4. 6216 Sayılı Kanun'un 50. Maddesi Yönünden

62. 30/3/2011 tarihli ve 6216 sayılı Anayasa Mahkemesinin Kuruluşu ve Yargılama Usulleri Hakkında Kanun’un 50. maddesinin ilgili kısmı şöyledir:

"(1)Esas inceleme sonunda, başvurucunun hakkının ihlal edildiğine ya da edilmediğine karar verilir. İhlal kararı verilmesi hâlinde ihlalin ve sonuçlarının ortadan kaldırılması için yapılması gerekenlere hükmedilir…

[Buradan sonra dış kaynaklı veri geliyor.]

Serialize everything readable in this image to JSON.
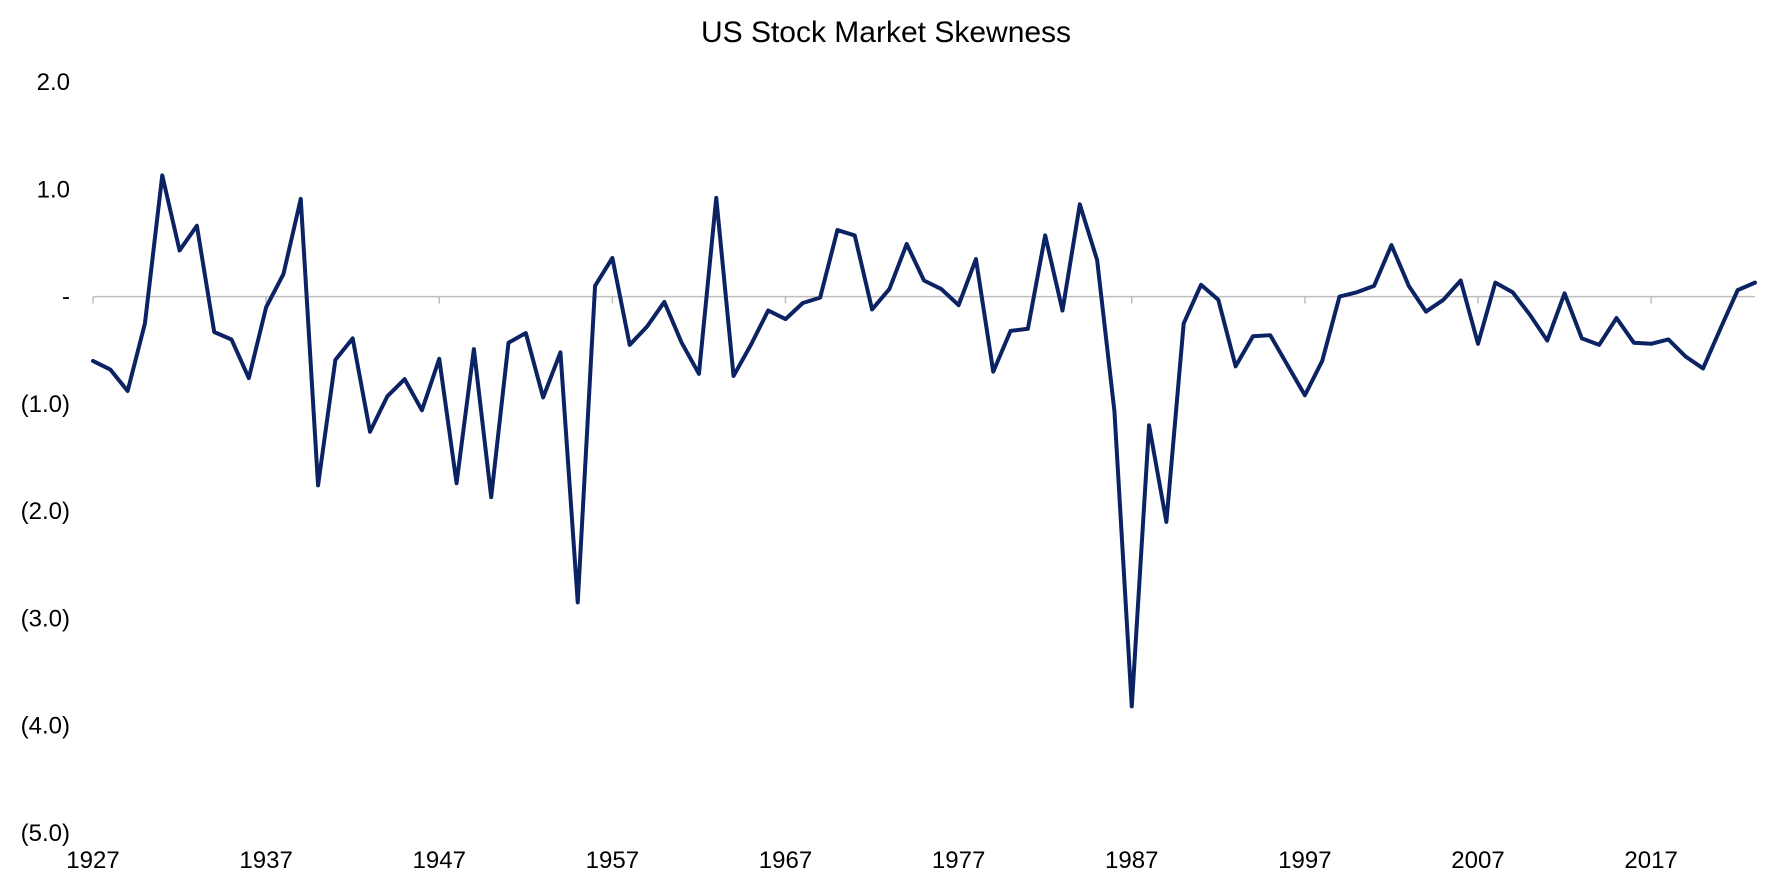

 (2) Tespit edilen ihlal bir mahkeme kararından kaynaklanmışsa, ihlali ve sonuçlarını ortadan kaldırmak için yeniden yargılama yapmak üzere dosya ilgili mahkemeye gönderilir. Yeniden yargılama yapılmasında hukuki yarar bulunmayan hâllerde başvurucu lehine tazminata hükmedilebilir veya genel mahkemelerde dava açılması yolu gösterilebilir. Yeniden yargılama yapmakla yükümlü mahkeme, Anayasa Mahkemesinin ihlal kararında açıkladığı ihlali ve sonuçlarını ortadan kaldıracak şekilde mümkünse dosya üzerinden karar verir."

63. Başvurucu, adli yardım talebinin kabul edilmesi, ihlalin tespiti ve 100.000 TL manevi tazminata karar verilmesi talebinde bulunmuştur.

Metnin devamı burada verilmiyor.